Melting in South Florida’s humidity, a young congressional campaign manager let his nerves show. Sitting across from a pair of visitors on a café patio, he widened his eyes when they asked if there were any tool he wished he had to help protect his campaign from cyber attacks. “I have no idea! I don’t even know what that would be, to be honest.” Weeks away from Election Day, the operative’s fear is increasingly common — practically unavoidable in 2018, in fact. Midterm campaigns are entering the fall more anxious than ever about looming threats of email phishing, text hacking, and countless other ominous possibilities that could derail their hopes with the touch of a Muscovite button. And it’s becoming increasingly clear to many that they may just not be ready for what’s coming — or what’s already occurred.

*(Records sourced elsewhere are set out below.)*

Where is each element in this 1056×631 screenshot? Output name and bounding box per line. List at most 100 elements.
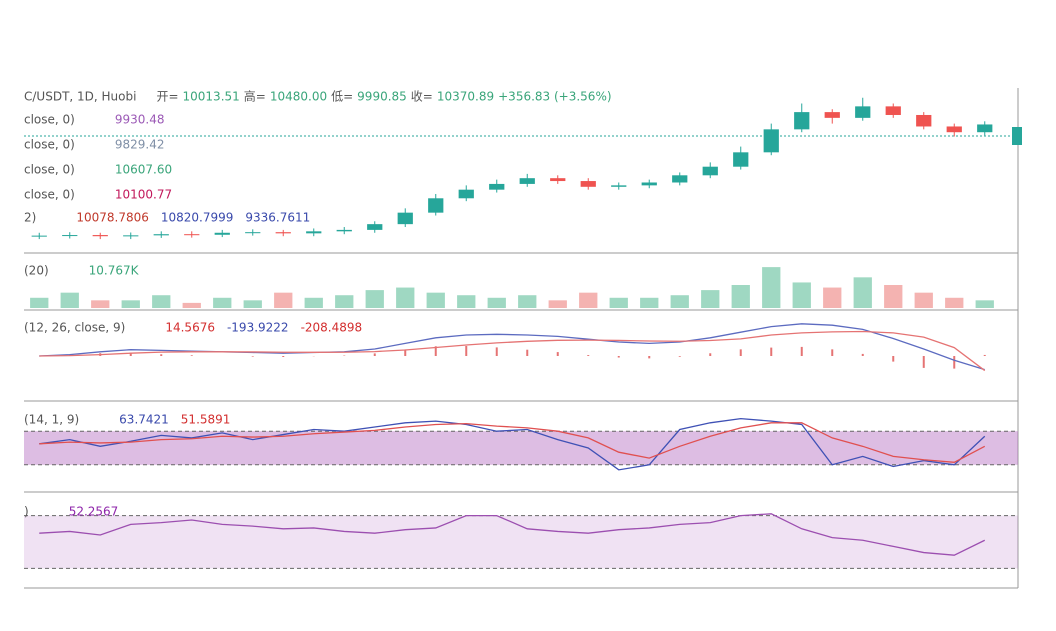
legend-label: (12, 26, close, 9) [24, 321, 125, 335]
volume-bar [427, 293, 445, 308]
volume-bar [183, 303, 201, 308]
candle-body [977, 124, 992, 132]
candle-body [337, 230, 352, 231]
candle-body [215, 233, 230, 235]
last-price-tag [1012, 127, 1022, 145]
histogram-bar [892, 356, 894, 362]
candle-body [489, 184, 504, 190]
legend-value: 10820.7999 [161, 211, 234, 225]
legend-label: 2) [24, 211, 36, 225]
legend-value: 10.767K [89, 264, 140, 278]
candle-body [855, 106, 870, 117]
candle-body [367, 224, 382, 230]
volume-bar [610, 298, 628, 308]
legend-value: 9829.42 [115, 138, 165, 152]
histogram-bar [160, 354, 162, 356]
volume-bar [793, 282, 811, 308]
candle-body [154, 234, 169, 235]
legend-value: 10370.89 [437, 90, 494, 104]
legend-value: 10607.60 [115, 163, 172, 177]
histogram-bar [374, 353, 376, 356]
histogram-bar [587, 355, 589, 356]
candle-body [642, 182, 657, 185]
legend-value: 9930.48 [115, 113, 165, 127]
candle-body [764, 129, 779, 152]
legend-value: -193.9222 [227, 321, 289, 335]
legend-value: 51.5891 [181, 413, 231, 427]
volume-bar [457, 295, 475, 308]
candle-body [62, 235, 77, 236]
candle-body [611, 185, 626, 186]
candle-body [947, 126, 962, 132]
candle-body [916, 115, 931, 126]
histogram-bar [465, 346, 467, 356]
histogram-bar [557, 352, 559, 356]
legend-label: (14, 1, 9) [24, 413, 79, 427]
volume-bar [671, 295, 689, 308]
volume-bar [640, 298, 658, 308]
volume-bar [91, 300, 109, 308]
legend-value: -208.4898 [301, 321, 363, 335]
volume-bar [61, 293, 79, 308]
legend-value: 52.2567 [69, 505, 119, 519]
histogram-bar [191, 355, 193, 356]
legend-value: 10100.77 [115, 188, 172, 202]
volume-bar [884, 285, 902, 308]
legend-value: 10078.7806 [76, 211, 149, 225]
legend-value: 63.7421 [119, 413, 169, 427]
legend-value: +356.83 (+3.56%) [498, 90, 611, 104]
volume-bar [30, 298, 48, 308]
candle-body [93, 235, 108, 236]
volume-bar [549, 300, 567, 308]
histogram-bar [984, 355, 986, 356]
volume-bar [122, 300, 140, 308]
volume-bar [244, 300, 262, 308]
candle-body [733, 152, 748, 166]
candle-body [184, 234, 199, 235]
volume-bar [366, 290, 384, 308]
histogram-bar [801, 347, 803, 356]
histogram-bar [862, 354, 864, 356]
candle-body [276, 232, 291, 233]
volume-bar [854, 277, 872, 308]
candle-body [703, 167, 718, 176]
volume-bar [945, 298, 963, 308]
legend-label: C/USDT, 1D, Huobi [24, 90, 136, 104]
legend-value: 低= [331, 90, 353, 104]
histogram-bar [709, 353, 711, 356]
candle-body [825, 112, 840, 118]
candle-body [123, 235, 138, 236]
candle-body [428, 198, 443, 212]
volume-bar [274, 293, 292, 308]
histogram-bar [831, 349, 833, 356]
histogram-bar [618, 356, 620, 358]
candle-body [245, 232, 260, 233]
legend-label: close, 0) [24, 113, 75, 127]
legend-value: 10480.00 [270, 90, 327, 104]
volume-bar [915, 293, 933, 308]
histogram-bar [496, 347, 498, 356]
volume-bar [335, 295, 353, 308]
candle-body [520, 178, 535, 184]
legend-value: 14.5676 [165, 321, 215, 335]
volume-bar [762, 267, 780, 308]
legend-value: 高= [244, 89, 266, 104]
histogram-bar [770, 348, 772, 356]
volume-bar [488, 298, 506, 308]
candle-body [459, 190, 474, 199]
candle-body [398, 213, 413, 224]
volume-bar [152, 295, 170, 308]
histogram-bar [953, 356, 955, 369]
legend-value: 开= [156, 90, 178, 104]
legend-label: (20) [24, 264, 49, 278]
volume-bar [732, 285, 750, 308]
candle-body [672, 175, 687, 182]
histogram-bar [526, 350, 528, 356]
volume-bar [305, 298, 323, 308]
legend-value: 10013.51 [183, 90, 240, 104]
volume-bar [579, 293, 597, 308]
legend-label: close, 0) [24, 138, 75, 152]
candle-body [550, 178, 565, 181]
volume-bar [701, 290, 719, 308]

The campaign manager leaned forward when asked to consider whether he would even know if his staff had been successfully phished. No idea, he admitted. He’d spoken with a security consultant about best practices months earlier, and made his employees communicate with an encrypted app. But he had little time to think about cybersecurity, and no one from his national party had yet given him much advice. “There’s no [plan],” he said. “You know, the plan is, ‘Don’t say stupid shit over emails.’” The pair across from him nodded. They were visitors from Jigsaw — a relatively obscure tech incubator working on digital vulnerabilities, owned by Google’s parent company Alphabet. They’d come to Florida to try to help.

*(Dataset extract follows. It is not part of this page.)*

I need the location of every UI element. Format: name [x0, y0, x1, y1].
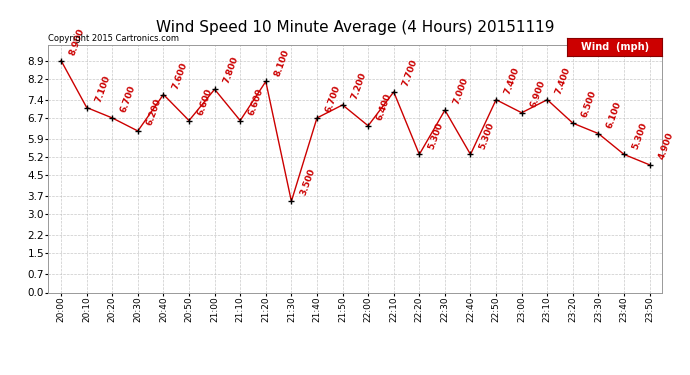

Their offer was embraced in South Florida, where 2016 still stings: that summer, a promising Democratic House candidate’s campaign tanked after internal party research on her leaked as part of the broader Russian operation. Yet the fears of politicos in Miami and beyond are only intensifying with recent reports about Russian break-in attempts ahead of 2018’s voting. Just as Missouri Senator Claire McCaskill ramped up for her tough midterm reelection campaign, her Senate computer system faced a phishing attempt from the Russian intelligence agency behind the 2016 attacks. New Hampshire Senator Jeanne Shaheen said her staff also faced phishing attempts, and that a person impersonating a Latvian official tried calling her office to arrange a conversation about Russian sanctions and Ukraine. This summer a Microsoft exec said the corporation had already detected three Russian email hack attempts on 2018 candidates, and the DNC warned candidates not to use Chinese-made ZTE or Huawei phones.